The program prints the performance in terms of polynomial evaluations per
second. It also sums the elements of the result array and prints them so you
can check your code for correctness.


## Exercises

1. Run the code and note the performance for the default array size and
   polynomial degree.  Fix the clock frequency to 2GHz for this benchmark by
   running it through srun:
   ```
   srun --cpu-freq=2000000-2000000:performance ./simd.c.exe
   ```

2. Change the function in `poly-eval.c` and the `main.c` to enable SIMD
   vectorization of the main loop (marked in the code).

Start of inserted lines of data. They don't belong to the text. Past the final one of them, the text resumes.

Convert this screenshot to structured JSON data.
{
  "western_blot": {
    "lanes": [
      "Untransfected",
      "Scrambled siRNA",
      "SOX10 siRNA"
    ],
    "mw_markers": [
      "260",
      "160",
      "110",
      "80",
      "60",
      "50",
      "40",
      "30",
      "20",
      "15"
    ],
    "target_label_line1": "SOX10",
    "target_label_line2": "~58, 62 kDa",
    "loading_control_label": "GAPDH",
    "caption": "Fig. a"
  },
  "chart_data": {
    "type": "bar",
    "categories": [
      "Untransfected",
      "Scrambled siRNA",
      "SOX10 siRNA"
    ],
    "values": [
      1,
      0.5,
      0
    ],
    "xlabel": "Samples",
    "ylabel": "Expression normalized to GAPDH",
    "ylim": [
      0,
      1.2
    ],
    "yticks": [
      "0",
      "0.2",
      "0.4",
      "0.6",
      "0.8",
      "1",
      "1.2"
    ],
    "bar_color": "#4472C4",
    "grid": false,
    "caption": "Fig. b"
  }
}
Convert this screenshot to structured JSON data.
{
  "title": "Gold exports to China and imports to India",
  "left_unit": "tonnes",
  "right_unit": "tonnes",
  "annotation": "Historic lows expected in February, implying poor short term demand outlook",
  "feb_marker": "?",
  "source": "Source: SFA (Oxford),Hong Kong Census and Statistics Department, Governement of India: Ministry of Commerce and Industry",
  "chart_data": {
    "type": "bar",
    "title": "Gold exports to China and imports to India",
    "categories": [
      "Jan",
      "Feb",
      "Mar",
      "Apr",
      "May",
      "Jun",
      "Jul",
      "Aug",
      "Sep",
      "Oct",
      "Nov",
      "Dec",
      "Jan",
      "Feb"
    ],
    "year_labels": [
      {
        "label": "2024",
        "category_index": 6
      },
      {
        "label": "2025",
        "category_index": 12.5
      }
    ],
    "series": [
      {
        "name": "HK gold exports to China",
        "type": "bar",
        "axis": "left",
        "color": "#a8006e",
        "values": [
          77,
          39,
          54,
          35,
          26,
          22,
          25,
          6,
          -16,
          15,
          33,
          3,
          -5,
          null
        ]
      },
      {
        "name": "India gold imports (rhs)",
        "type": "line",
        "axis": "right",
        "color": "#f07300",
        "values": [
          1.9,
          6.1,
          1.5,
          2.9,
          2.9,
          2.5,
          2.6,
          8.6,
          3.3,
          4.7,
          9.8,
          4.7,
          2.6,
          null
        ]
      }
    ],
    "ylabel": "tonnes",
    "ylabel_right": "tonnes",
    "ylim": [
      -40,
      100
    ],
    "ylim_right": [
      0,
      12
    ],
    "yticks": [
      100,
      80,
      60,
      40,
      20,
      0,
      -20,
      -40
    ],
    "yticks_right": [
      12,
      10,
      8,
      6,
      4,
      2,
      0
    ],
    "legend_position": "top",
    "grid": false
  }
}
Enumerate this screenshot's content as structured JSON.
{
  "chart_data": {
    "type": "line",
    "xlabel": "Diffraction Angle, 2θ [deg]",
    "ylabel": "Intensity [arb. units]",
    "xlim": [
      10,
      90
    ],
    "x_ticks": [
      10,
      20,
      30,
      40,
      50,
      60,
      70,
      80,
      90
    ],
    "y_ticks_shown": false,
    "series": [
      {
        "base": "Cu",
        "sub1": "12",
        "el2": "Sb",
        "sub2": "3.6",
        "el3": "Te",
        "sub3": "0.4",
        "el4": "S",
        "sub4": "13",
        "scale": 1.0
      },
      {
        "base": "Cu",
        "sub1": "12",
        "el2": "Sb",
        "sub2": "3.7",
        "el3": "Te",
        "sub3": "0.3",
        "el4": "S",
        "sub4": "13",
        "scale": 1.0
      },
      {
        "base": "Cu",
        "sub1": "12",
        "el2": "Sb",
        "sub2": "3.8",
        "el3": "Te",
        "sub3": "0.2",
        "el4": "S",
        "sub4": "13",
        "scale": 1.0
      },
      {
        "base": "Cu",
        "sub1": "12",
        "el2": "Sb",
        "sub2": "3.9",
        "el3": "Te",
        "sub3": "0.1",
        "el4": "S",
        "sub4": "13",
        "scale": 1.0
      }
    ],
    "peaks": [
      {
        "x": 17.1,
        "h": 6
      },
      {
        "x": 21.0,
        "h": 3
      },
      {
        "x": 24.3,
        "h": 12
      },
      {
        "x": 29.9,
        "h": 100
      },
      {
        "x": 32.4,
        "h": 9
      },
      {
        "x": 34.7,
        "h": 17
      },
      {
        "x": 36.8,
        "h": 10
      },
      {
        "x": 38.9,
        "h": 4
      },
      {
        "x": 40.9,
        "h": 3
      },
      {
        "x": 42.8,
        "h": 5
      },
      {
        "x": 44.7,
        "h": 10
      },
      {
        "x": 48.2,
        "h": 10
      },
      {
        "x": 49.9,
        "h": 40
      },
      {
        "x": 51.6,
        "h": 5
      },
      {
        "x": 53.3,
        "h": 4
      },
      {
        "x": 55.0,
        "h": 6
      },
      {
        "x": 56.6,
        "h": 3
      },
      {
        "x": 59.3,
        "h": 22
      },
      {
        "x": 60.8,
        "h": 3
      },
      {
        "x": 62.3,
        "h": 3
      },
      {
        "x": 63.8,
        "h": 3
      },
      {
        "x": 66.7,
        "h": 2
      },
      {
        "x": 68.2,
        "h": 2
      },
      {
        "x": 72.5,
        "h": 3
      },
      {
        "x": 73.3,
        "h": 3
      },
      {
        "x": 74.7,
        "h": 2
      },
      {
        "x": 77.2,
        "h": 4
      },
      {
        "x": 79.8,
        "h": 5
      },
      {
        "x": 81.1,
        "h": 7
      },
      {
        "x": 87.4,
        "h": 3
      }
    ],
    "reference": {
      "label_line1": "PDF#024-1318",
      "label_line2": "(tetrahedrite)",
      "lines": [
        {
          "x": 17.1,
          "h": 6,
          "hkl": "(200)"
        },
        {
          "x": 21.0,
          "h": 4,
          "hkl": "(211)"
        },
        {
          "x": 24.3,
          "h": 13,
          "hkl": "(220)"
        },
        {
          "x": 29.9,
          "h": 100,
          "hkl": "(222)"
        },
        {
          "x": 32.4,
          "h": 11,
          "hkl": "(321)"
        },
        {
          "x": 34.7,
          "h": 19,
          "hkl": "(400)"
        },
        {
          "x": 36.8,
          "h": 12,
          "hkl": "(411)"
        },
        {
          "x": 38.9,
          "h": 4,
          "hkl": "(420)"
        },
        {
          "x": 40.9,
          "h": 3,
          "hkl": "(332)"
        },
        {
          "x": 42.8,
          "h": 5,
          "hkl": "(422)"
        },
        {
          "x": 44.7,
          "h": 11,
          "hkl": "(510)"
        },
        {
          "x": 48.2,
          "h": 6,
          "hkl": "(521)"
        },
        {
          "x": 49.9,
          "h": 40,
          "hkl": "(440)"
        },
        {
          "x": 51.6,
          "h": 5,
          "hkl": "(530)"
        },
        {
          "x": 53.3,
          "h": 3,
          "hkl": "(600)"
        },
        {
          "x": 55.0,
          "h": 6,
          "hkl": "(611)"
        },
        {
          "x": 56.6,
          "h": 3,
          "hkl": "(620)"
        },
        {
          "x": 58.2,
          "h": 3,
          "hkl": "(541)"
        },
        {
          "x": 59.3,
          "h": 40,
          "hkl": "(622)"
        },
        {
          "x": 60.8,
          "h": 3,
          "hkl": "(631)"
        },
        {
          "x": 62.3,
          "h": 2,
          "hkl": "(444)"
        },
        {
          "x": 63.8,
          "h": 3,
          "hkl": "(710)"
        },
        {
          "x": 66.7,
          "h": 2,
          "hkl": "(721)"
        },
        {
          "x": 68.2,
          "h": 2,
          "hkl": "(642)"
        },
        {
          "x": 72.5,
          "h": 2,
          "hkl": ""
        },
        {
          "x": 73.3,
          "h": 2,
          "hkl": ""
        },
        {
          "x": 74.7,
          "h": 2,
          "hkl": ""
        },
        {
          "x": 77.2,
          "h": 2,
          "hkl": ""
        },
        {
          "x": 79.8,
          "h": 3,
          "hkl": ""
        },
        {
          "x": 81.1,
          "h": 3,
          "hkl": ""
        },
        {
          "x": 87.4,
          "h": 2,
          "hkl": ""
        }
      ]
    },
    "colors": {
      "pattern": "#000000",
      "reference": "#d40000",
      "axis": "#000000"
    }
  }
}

Make sure the code
   computes the correct result (check the sum).
   
   1. Compare the performance at different SIMD lengths (2,4,8,16) with the
      scalar code. What speedups do you get?
   2. Why is there a speedup from SIMD length 8 to 16 even though the SIMD
      width in the hardware is only 8?   
   3. Increase the polynomial degree to 40 and repeat the SIMD scaling
      experiment. What do you observe?